Season one will make you furious for a week. Season two is paperwork. Bail after ten.

sentenced 2026-07-12 by the guide

The Premise

A 2015 Netflix documentary from Laura Ricciardi and Moira Demos, ten episodes long, filmed over a decade in Manitowoc County, Wisconsin. The subject is Steven Avery, who spent 18 years in prison for a sexual assault he didn't commit, got out via DNA evidence, sued the county for millions, and then, before the lawsuit could pay out, was arrested for the murder of photographer Teresa Halbach. Season one covers the arrest, the pre-trial fight, and the case the state builds. Season two, released 2018, follows post-conviction attorney Kathleen Zellner as she takes another swing. That's the setup. Everything past there is the show doing its work.

The Case For

Ricciardi and Demos shot this thing over ten years, and it shows. They had cameras in rooms most doc crews would sell a kidney to get into: defense strategy sessions with Dean Strang and Jerry Buting, family kitchens, small-town press conferences that play like Coen brothers auditions. Strang and Buting became folk heroes for a reason. They're careful, plainspoken lawyers who explain rules of evidence on camera without ever sounding like they're explaining. The pacing in season one is patient in a way streaming rarely allows anymore. There's no narrator, no talking-head chorus telling you how to feel, just tape and time. When it hits, it hits because the filmmakers trusted the material to build.

The Case Against

The directors have a thesis, and they cut toward it. Prosecutors and cops have pointed out omissions since week one, and some of the complaints are fair. If you want a balanced accounting of the Halbach investigation, this isn't that documentary; it's a defense-side chronicle wearing verité clothes. Season two is where the wheels wobble. Zellner is a magnetic screen presence, but the material she's working with is procedural motion practice, and ten more hours of expert reenactments and filing deadlines can't carry the weight the first season did. Momentum drains. By hour six of part two you're watching lawyers watch monitors.

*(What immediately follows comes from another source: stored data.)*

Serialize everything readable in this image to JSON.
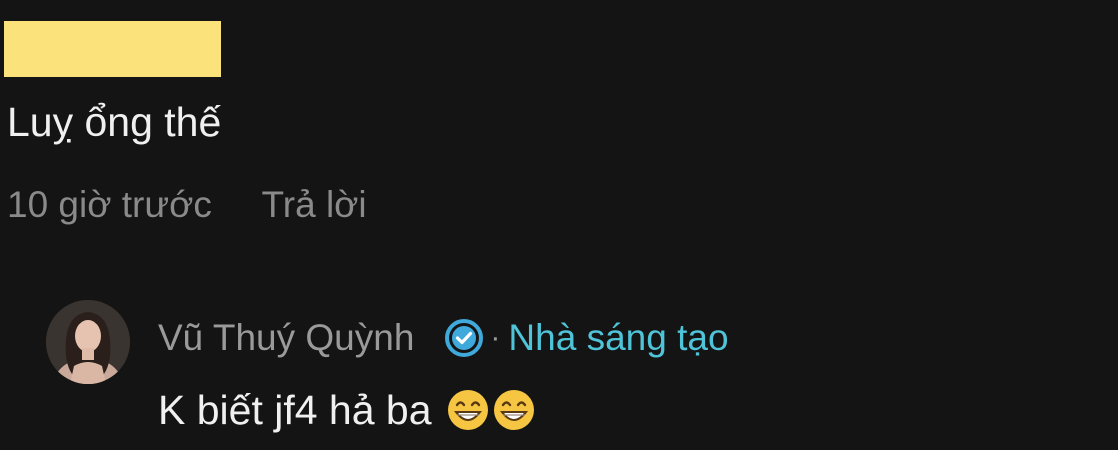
{
  "comment": {
    "text": "Luỵ ổng thế",
    "time": "10 giờ trước",
    "reply_label": "Trả lời"
  },
  "reply": {
    "author": "Vũ Thuý Quỳnh",
    "separator": "·",
    "badge_label": "Nhà sáng tạo",
    "text": "K biết jf4 hả ba",
    "emojis": [
      "grinning-face-icon",
      "grinning-face-icon"
    ]
  },
  "colors": {
    "background": "#141414",
    "redaction": "#fbe27b",
    "muted_text": "#8a8a8a",
    "creator_accent": "#4fc3d7",
    "verified_badge": "#3fa9dc"
  }
}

Who It's For, Who'll Bounce

If The Jinx, The Staircase, or the first season of Serial got their hooks in you, this is the deep end of that same pool. Fans of slow legal procedure, small-town Americana, and dogged defense-attorney characters will settle right in. Bounce risk: anyone who wants a doc to tell them what to think in a tidy 90 minutes, anyone allergic to unresolved endings, and anyone who came in for a whodunit and hoped for a solution. It's not that kind of story. It's a story about how the machinery grinds regardless of what's true.

The Ruling

WORTH IT for season one, and season one alone is enough to justify the tier. The craft is real: patient editing, brave access, two lawyers who belong in a different show together, and a portrait of a county that doesn't need any editorializing to feel damning. The filmmakers have a point of view and they push it, but they push it through footage and cross-examination, not narration or scoring cues. Themes about class, competence, and small-town power land because the tape earns them, not because anyone stops to explain the moral. Season two is the drag on the grade. It's diligent, it's honest, and it's often boring — a legal update stretched to prestige length. Watch part one, read a Zellner interview later, call it a wash.